A blue arrow on a small sign points down the gravel driveway. Except for the motes swirling above it, the raceway is almost invisible from Howell Road. But that's the way Jeff DeLauder likes it.

The forklift salesman is president of Antietam Motorcycle Club, chartered by the American Motorcycle Association. For 30 years, the club has sponsored races at the park, which holds one of only four tracks in AMA's district seven.

DeLauder is happy to have the track in a well-hidden location where neighbors and passersby aren't bothered. To him, motorcycles have a bad reputation fueled by media and movies like "The Wild One."

"This is a very family-oriented event," he said.

People crowded the woods around the track, many of them camped in tents with radios, coolers and lawn chairs. Some sprawled in the backs of pickups while others watched from bleachers beside the raceway.

The club holds races about a month. Sunday's race had 330 entries in 20 different classes based on age, experience level and engine size.

"Veterans" are older than 30, and "seniors" are older than 40.

The "50" class is for youngsters who ride bikes with 50-cubic-centimeter engines. In motion they sound like giant, angry bees.

The races consist of four laps - an average time is about three and a half minutes. Olympic scoring determines the winner based on results from two races in each class, yielding a purse for the expert class and trophies for others.

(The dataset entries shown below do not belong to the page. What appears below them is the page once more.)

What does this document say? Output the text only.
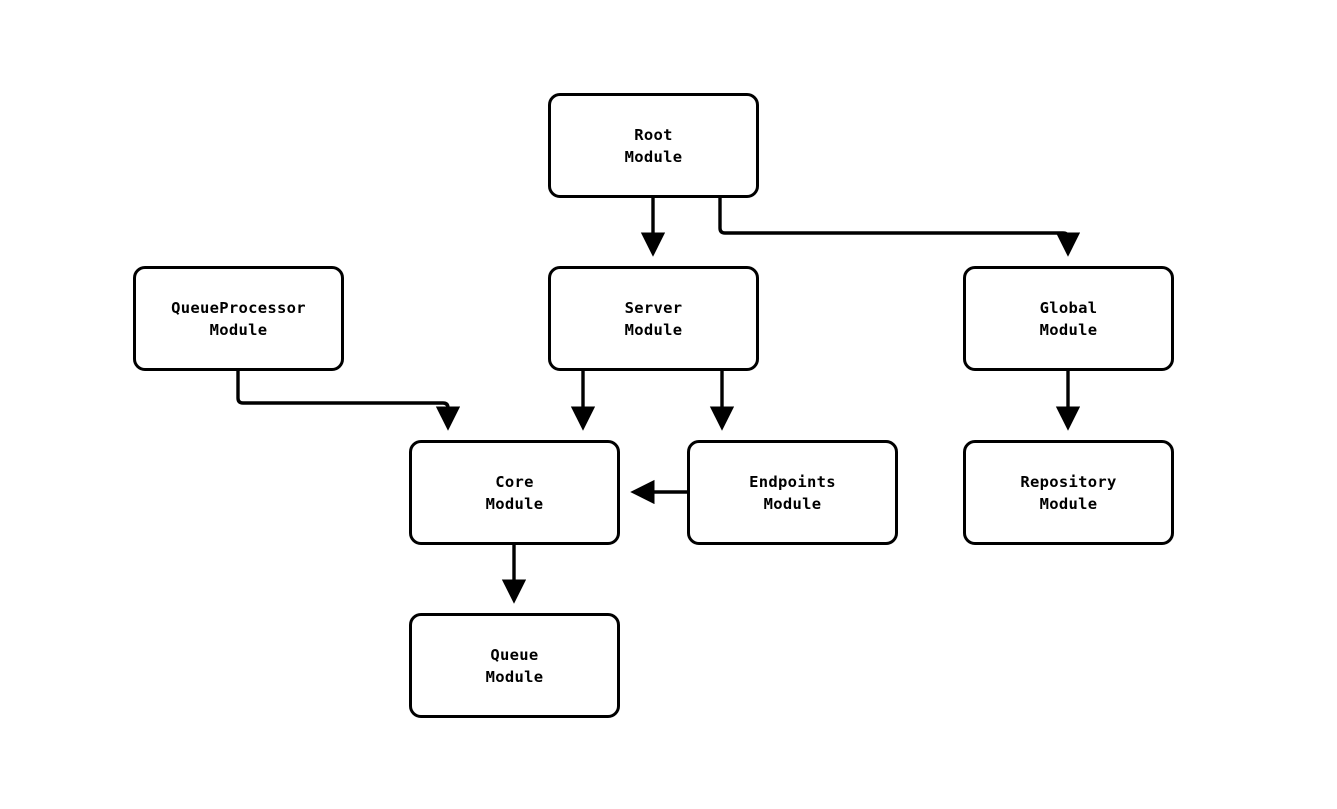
Root
Module
QueueProcessor
Module
Server
Module
Global
Module
Core
Module
Endpoints
Module
Repository
Module
Queue
Module
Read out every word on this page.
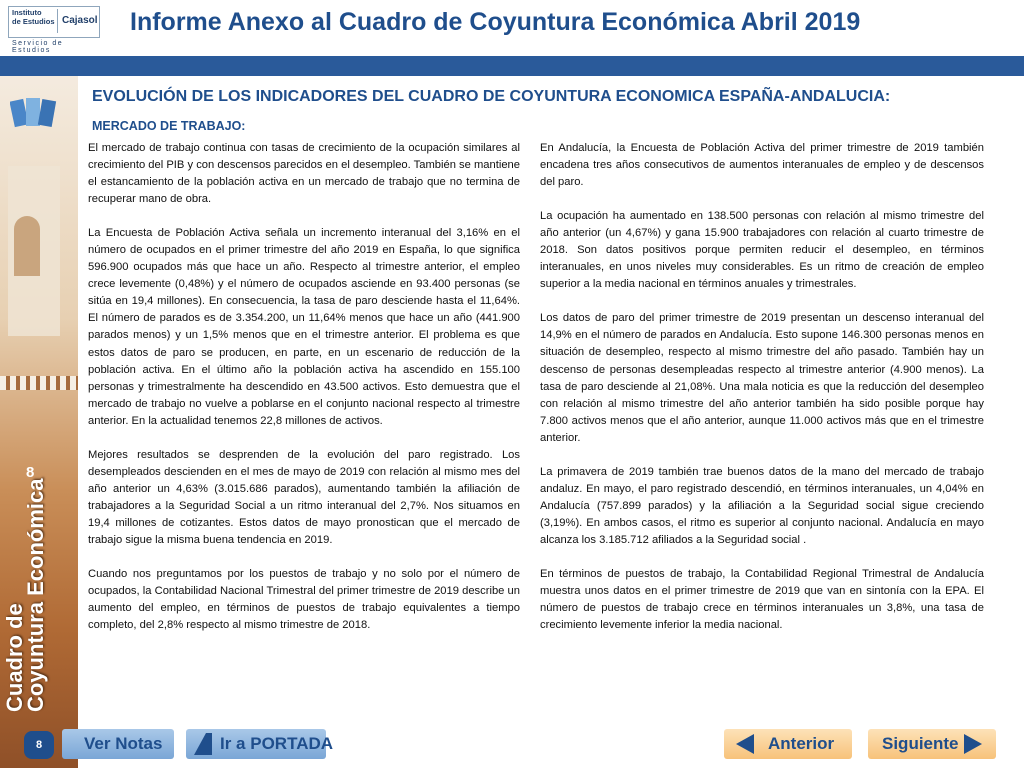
Instituto
de Estudios Cajasol
Servicio de Estudios
Informe Anexo al Cuadro de Coyuntura Económica Abril 2019
8
Cuadro de
Coyuntura Económica
EVOLUCIÓN DE LOS INDICADORES DEL CUADRO DE COYUNTURA ECONOMICA ESPAÑA-ANDALUCIA:
MERCADO DE TRABAJO:

El mercado de trabajo continua con tasas de crecimiento de la ocupación similares al crecimiento del PIB y con descensos parecidos en el desempleo. También se mantiene el estancamiento de la población activa en un mercado de trabajo que no termina de recuperar mano de obra.

La Encuesta de Población Activa señala un incremento interanual del 3,16% en el número de ocupados en el primer trimestre del año 2019 en España, lo que significa 596.900 ocupados más que hace un año. Respecto al trimestre anterior, el empleo crece levemente (0,48%) y el número de ocupados asciende en 93.400 personas (se sitúa en 19,4 millones). En consecuencia, la tasa de paro desciende hasta el 11,64%. El número de parados es de 3.354.200, un 11,64% menos que hace un año (441.900 parados menos) y un 1,5% menos que en el trimestre anterior. El problema es que estos datos de paro se producen, en parte, en un escenario de reducción de la población activa. En el último año la población activa ha ascendido en 155.100 personas y trimestralmente ha descendido en 43.500 activos. Esto demuestra que el mercado de trabajo no vuelve a poblarse en el conjunto nacional respecto al trimestre anterior. En la actualidad tenemos 22,8 millones de activos.

Mejores resultados se desprenden de la evolución del paro registrado. Los desempleados descienden en el mes de mayo de 2019 con relación al mismo mes del año anterior un 4,63% (3.015.686 parados), aumentando también la afiliación de trabajadores a la Seguridad Social a un ritmo interanual del 2,7%. Nos situamos en 19,4 millones de cotizantes. Estos datos de mayo pronostican que el mercado de trabajo sigue la misma buena tendencia en 2019.

Cuando nos preguntamos por los puestos de trabajo y no solo por el número de ocupados, la Contabilidad Nacional Trimestral del primer trimestre de 2019 describe un aumento del empleo, en términos de puestos de trabajo equivalentes a tiempo completo, del 2,8% respecto al mismo trimestre de 2018.

En Andalucía, la Encuesta de Población Activa del primer trimestre de 2019 también encadena tres años consecutivos de aumentos interanuales de empleo y de descensos del paro.

La ocupación ha aumentado en 138.500 personas con relación al mismo trimestre del año anterior (un 4,67%) y gana 15.900 trabajadores con relación al cuarto trimestre de 2018. Son datos positivos porque permiten reducir el desempleo, en términos interanuales, en unos niveles muy considerables. Es un ritmo de creación de empleo superior a la media nacional en términos anuales y trimestrales.

Los datos de paro del primer trimestre de 2019 presentan un descenso interanual del 14,9% en el número de parados en Andalucía. Esto supone 146.300 personas menos en situación de desempleo, respecto al mismo trimestre del año pasado. También hay un descenso de personas desempleadas respecto al trimestre anterior (4.900 menos). La tasa de paro desciende al 21,08%. Una mala noticia es que la reducción del desempleo con relación al mismo trimestre del año anterior también ha sido posible porque hay 7.800 activos menos que el año anterior, aunque 11.000 activos más que en el trimestre anterior.

La primavera de 2019 también trae buenos datos de la mano del mercado de trabajo andaluz. En mayo, el paro registrado descendió, en términos interanuales, un 4,04% en Andalucía (757.899 parados) y la afiliación a la Seguridad social sigue creciendo (3,19%). En ambos casos, el ritmo es superior al conjunto nacional. Andalucía en mayo alcanza los 3.185.712 afiliados a la Seguridad social .

En términos de puestos de trabajo, la Contabilidad Regional Trimestral de Andalucía muestra unos datos en el primer trimestre de 2019 que van en sintonía con la EPA. El número de puestos de trabajo crece en términos interanuales un 3,8%, una tasa de crecimiento levemente inferior la media nacional.

8	Ver Notas	Ir a PORTADA	Anterior	Siguiente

It's not a sport for the delicate. "Obviously two wheels requires a lot of balance," said DeLauder. "You do fall down." An ambulance is always present for serious injuries, but DeLauder said most don't get hurt.

"Obviously, racing appeals to a certain personality. It's not for everyone. It is an adrenaline sport," he said.

Riders say the sport is physically demanding but a lot of fun.

"It's great exercise," said Jamie Jordan, 23, of Clear Spring. "The momentum just carries you right through. It's a rush."

Deborah Plank of Mount Airy came to watch her 13-year-old son, Stephen, race. "I think it's a great sport. It's competitive, it takes concentration and self discipline. The people are wonderful. No matter which track you go to, the people are like family."